Best wishes to all for a peaceful, productive, and prosperous New Year.
As we end 2005, Brad deLong set off a discussion on his blog by raising the question of the ideologue status of Hayek. The general consensus of the 70 plus comments and the track back is that Hayek is a ideological dogmatist. With the lone exception of J. Barkley Rosser, however, nobody took the time to critically assess Hayek's analytical argument. Instead, we are treated to claims of guilt by association (Hayek supposedly never publicly criticized Pinochet and therefore supported the right wing authoritarian) and policy myths (rich get richer, poor get poorer and it is Hayek's fault).
My original post, which de Long took as the starting point of his post, was an invitation to engage Hayek (and Austrian economics more generally) analytical argument and to avoid these sort of ideologically blinded discussions. First, rather than a hermeneutics of suspicion, I prefer to advocate the Lachmann principle of "charitable reading". Second, while I think policy relevance is a virtue and not a vice, I think our critical focus should be on the reasons and evidence a thinker brings to bear on his policy positions and not those policy positions per se.

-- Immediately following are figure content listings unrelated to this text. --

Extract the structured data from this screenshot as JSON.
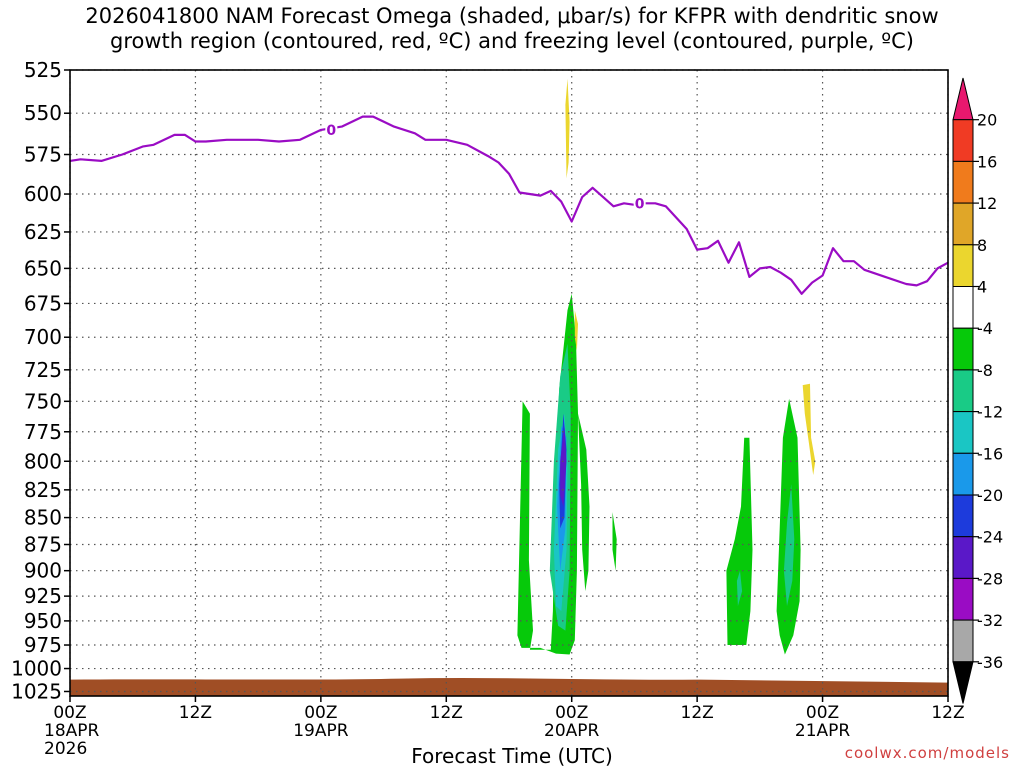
{
  "chart_data": {
    "type": "heatmap",
    "title_line1": "2026041800 NAM Forecast Omega (shaded, μbar/s) for KFPR with dendritic snow",
    "title_line2": "growth region (contoured, red, ºC) and freezing level (contoured, purple, ºC)",
    "xlabel": "Forecast Time (UTC)",
    "credit": "coolwx.com/models",
    "y_axis": {
      "label": "",
      "log_scale": true,
      "ticks": [
        525,
        550,
        575,
        600,
        625,
        650,
        675,
        700,
        725,
        750,
        775,
        800,
        825,
        850,
        875,
        900,
        925,
        950,
        975,
        1000,
        1025
      ],
      "ylim": [
        525,
        1030
      ]
    },
    "x_axis": {
      "range_hours": [
        0,
        84
      ],
      "ticks": [
        {
          "h": 0,
          "label": "00Z",
          "sub1": "18APR",
          "sub2": "2026"
        },
        {
          "h": 12,
          "label": "12Z",
          "sub1": "",
          "sub2": ""
        },
        {
          "h": 24,
          "label": "00Z",
          "sub1": "19APR",
          "sub2": ""
        },
        {
          "h": 36,
          "label": "12Z",
          "sub1": "",
          "sub2": ""
        },
        {
          "h": 48,
          "label": "00Z",
          "sub1": "20APR",
          "sub2": ""
        },
        {
          "h": 60,
          "label": "12Z",
          "sub1": "",
          "sub2": ""
        },
        {
          "h": 72,
          "label": "00Z",
          "sub1": "21APR",
          "sub2": ""
        },
        {
          "h": 84,
          "label": "12Z",
          "sub1": "",
          "sub2": ""
        }
      ]
    },
    "grid": true,
    "colorbar": {
      "levels": [
        "20",
        "16",
        "12",
        "8",
        "4",
        "-4",
        "-8",
        "-12",
        "-16",
        "-20",
        "-24",
        "-28",
        "-32",
        "-36"
      ],
      "colors": [
        "#e8186e",
        "#f03b24",
        "#f07b1c",
        "#e0a628",
        "#ebd62e",
        "#ffffff",
        "#06c90a",
        "#19cb86",
        "#1ac6c4",
        "#1a99ea",
        "#1d3bdc",
        "#5a18c8",
        "#9a0cc4",
        "#a8a8a8",
        "#000000"
      ]
    },
    "freezing_level": {
      "name": "0",
      "color": "#9a0cc4",
      "points": [
        [
          0,
          579
        ],
        [
          1,
          578
        ],
        [
          3,
          579
        ],
        [
          5,
          575
        ],
        [
          7,
          570
        ],
        [
          8,
          569
        ],
        [
          10,
          563
        ],
        [
          11,
          563
        ],
        [
          12,
          567
        ],
        [
          13,
          567
        ],
        [
          15,
          566
        ],
        [
          18,
          566
        ],
        [
          20,
          567
        ],
        [
          22,
          566
        ],
        [
          24,
          560
        ],
        [
          26,
          558
        ],
        [
          28,
          552
        ],
        [
          29,
          552
        ],
        [
          31,
          558
        ],
        [
          33,
          562
        ],
        [
          34,
          566
        ],
        [
          36,
          566
        ],
        [
          38,
          569
        ],
        [
          40,
          576
        ],
        [
          41,
          580
        ],
        [
          42,
          587
        ],
        [
          43,
          599
        ],
        [
          45,
          601
        ],
        [
          46,
          598
        ],
        [
          47,
          605
        ],
        [
          48,
          618
        ],
        [
          49,
          602
        ],
        [
          50,
          596
        ],
        [
          51,
          602
        ],
        [
          52,
          608
        ],
        [
          53,
          606
        ],
        [
          54,
          607
        ],
        [
          55,
          606
        ],
        [
          56,
          606
        ],
        [
          57,
          608
        ],
        [
          59,
          623
        ],
        [
          60,
          637
        ],
        [
          61,
          636
        ],
        [
          62,
          631
        ],
        [
          63,
          646
        ],
        [
          64,
          632
        ],
        [
          65,
          656
        ],
        [
          66,
          650
        ],
        [
          67,
          649
        ],
        [
          68,
          653
        ],
        [
          69,
          658
        ],
        [
          70,
          668
        ],
        [
          71,
          660
        ],
        [
          72,
          655
        ],
        [
          73,
          636
        ],
        [
          74,
          645
        ],
        [
          75,
          645
        ],
        [
          76,
          651
        ],
        [
          78,
          656
        ],
        [
          80,
          661
        ],
        [
          81,
          662
        ],
        [
          82,
          659
        ],
        [
          83,
          650
        ],
        [
          84,
          646
        ]
      ]
    },
    "contours": [
      {
        "level": "-4",
        "color": "#06c90a",
        "points": [
          [
            42.8,
            965
          ],
          [
            43.3,
            750
          ],
          [
            44.0,
            760
          ],
          [
            43.9,
            890
          ],
          [
            44.3,
            960
          ],
          [
            44.0,
            980
          ],
          [
            46.0,
            980
          ],
          [
            46.2,
            940
          ],
          [
            46.3,
            880
          ],
          [
            46.8,
            740
          ],
          [
            47.6,
            680
          ],
          [
            48.0,
            668
          ],
          [
            48.4,
            700
          ],
          [
            48.6,
            760
          ],
          [
            48.5,
            900
          ],
          [
            48.3,
            970
          ],
          [
            47.8,
            985
          ],
          [
            46.5,
            984
          ],
          [
            45.0,
            978
          ],
          [
            43.2,
            978
          ]
        ]
      },
      {
        "level": "-4",
        "color": "#06c90a",
        "points": [
          [
            48.6,
            760
          ],
          [
            49.4,
            790
          ],
          [
            49.7,
            840
          ],
          [
            49.6,
            900
          ],
          [
            49.3,
            920
          ],
          [
            49.0,
            880
          ],
          [
            48.9,
            820
          ]
        ]
      },
      {
        "level": "-4",
        "color": "#06c90a",
        "points": [
          [
            51.9,
            845
          ],
          [
            52.3,
            870
          ],
          [
            52.2,
            900
          ],
          [
            51.9,
            880
          ]
        ]
      },
      {
        "level": "-4",
        "color": "#06c90a",
        "points": [
          [
            62.9,
            975
          ],
          [
            62.8,
            900
          ],
          [
            63.6,
            870
          ],
          [
            64.2,
            840
          ],
          [
            64.5,
            780
          ],
          [
            65.0,
            780
          ],
          [
            65.3,
            880
          ],
          [
            65.1,
            940
          ],
          [
            64.7,
            975
          ]
        ]
      },
      {
        "level": "-4",
        "color": "#06c90a",
        "points": [
          [
            67.6,
            940
          ],
          [
            67.9,
            860
          ],
          [
            68.2,
            780
          ],
          [
            68.8,
            748
          ],
          [
            69.6,
            780
          ],
          [
            69.9,
            880
          ],
          [
            69.8,
            930
          ],
          [
            69.2,
            965
          ],
          [
            68.4,
            985
          ],
          [
            67.9,
            965
          ]
        ]
      },
      {
        "level": "-8",
        "color": "#19cb86",
        "points": [
          [
            45.9,
            900
          ],
          [
            46.3,
            800
          ],
          [
            46.9,
            730
          ],
          [
            47.6,
            705
          ],
          [
            47.9,
            760
          ],
          [
            47.8,
            900
          ],
          [
            47.4,
            960
          ],
          [
            46.7,
            955
          ]
        ]
      },
      {
        "level": "-8",
        "color": "#19cb86",
        "points": [
          [
            63.8,
            910
          ],
          [
            64.1,
            900
          ],
          [
            64.3,
            920
          ],
          [
            63.9,
            935
          ]
        ]
      },
      {
        "level": "-8",
        "color": "#19cb86",
        "points": [
          [
            68.6,
            855
          ],
          [
            69.0,
            820
          ],
          [
            69.3,
            870
          ],
          [
            69.1,
            910
          ],
          [
            68.6,
            935
          ],
          [
            68.3,
            900
          ]
        ]
      },
      {
        "level": "-12",
        "color": "#1ac6c4",
        "points": [
          [
            46.3,
            880
          ],
          [
            46.7,
            790
          ],
          [
            47.3,
            760
          ],
          [
            47.6,
            800
          ],
          [
            47.5,
            880
          ],
          [
            47.0,
            940
          ],
          [
            46.5,
            935
          ]
        ]
      },
      {
        "level": "-16",
        "color": "#1a99ea",
        "points": [
          [
            46.6,
            840
          ],
          [
            47.0,
            770
          ],
          [
            47.5,
            780
          ],
          [
            47.4,
            860
          ],
          [
            46.9,
            900
          ]
        ]
      },
      {
        "level": "-20",
        "color": "#1d3bdc",
        "points": [
          [
            46.8,
            820
          ],
          [
            47.2,
            760
          ],
          [
            47.5,
            790
          ],
          [
            47.3,
            850
          ],
          [
            46.9,
            860
          ]
        ]
      },
      {
        "level": "-28",
        "color": "#5a18c8",
        "points": [
          [
            46.9,
            800
          ],
          [
            47.3,
            770
          ],
          [
            47.5,
            800
          ],
          [
            47.2,
            840
          ],
          [
            46.9,
            830
          ]
        ]
      },
      {
        "level": "8",
        "color": "#ebd62e",
        "points": [
          [
            47.4,
            545
          ],
          [
            47.6,
            530
          ],
          [
            47.8,
            555
          ],
          [
            47.7,
            580
          ],
          [
            47.5,
            590
          ]
        ]
      },
      {
        "level": "8",
        "color": "#ebd62e",
        "points": [
          [
            48.3,
            680
          ],
          [
            48.6,
            690
          ],
          [
            48.5,
            710
          ],
          [
            48.3,
            700
          ]
        ]
      },
      {
        "level": "8",
        "color": "#ebd62e",
        "points": [
          [
            70.1,
            737
          ],
          [
            70.8,
            736
          ],
          [
            70.9,
            780
          ],
          [
            71.3,
            800
          ],
          [
            71.1,
            812
          ],
          [
            70.7,
            785
          ],
          [
            70.3,
            760
          ]
        ]
      }
    ],
    "ground": {
      "color": "#a04e25",
      "top_pressure": 1012
    }
  }
}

Austrian economics as a school of economic thought puts forth various propositions that follow from their methodological position and analytical methods. They are committed methodological individualists (but not atomistic) and methodological dualists (but not post-modernists). The analytical focus is on decision making in a world with an uncertain future. The capital structure in a modern economy consists of heterogeneous capital goods that have multi-specific uses, and the entrepreneurial market process is one of on-going discovery of better ways for individuals to arrange their affairs to coordinate production plans with consumption demands.
But rarely does debates over the relative merits of Austrian economics in modern economic discourse turn on these questions of methodology and method. Instead, the critique gets bogged down in outrage over the policy positions offered. This just seems to be the fate of Mises and Hayek.
To be frank this annoys the hell out of me. One of my favorite Dr. Dre songs has him warning his critics that they better watch out or "They will bring back the old me." But rather than respond to uncharitable readings with uncharitable readings of ones own, I do hope that Austrian economists will heed Lachmann's demand for us to follow the principle of charitable interpretation, and they follow the scholarly example of civility that Israel Kirzner has represented throughout his career.
So as we end 2005 with charges flying of ideological dogmatism, lets hope that in 2006 (especially since policy issues of extreme importance such as the war, universal health care, financial instability, market regulations, globalization, etc. will be no doubt on the table) that cooler heads will prevail and that honest debate will take place and reason and evidence will be the guide.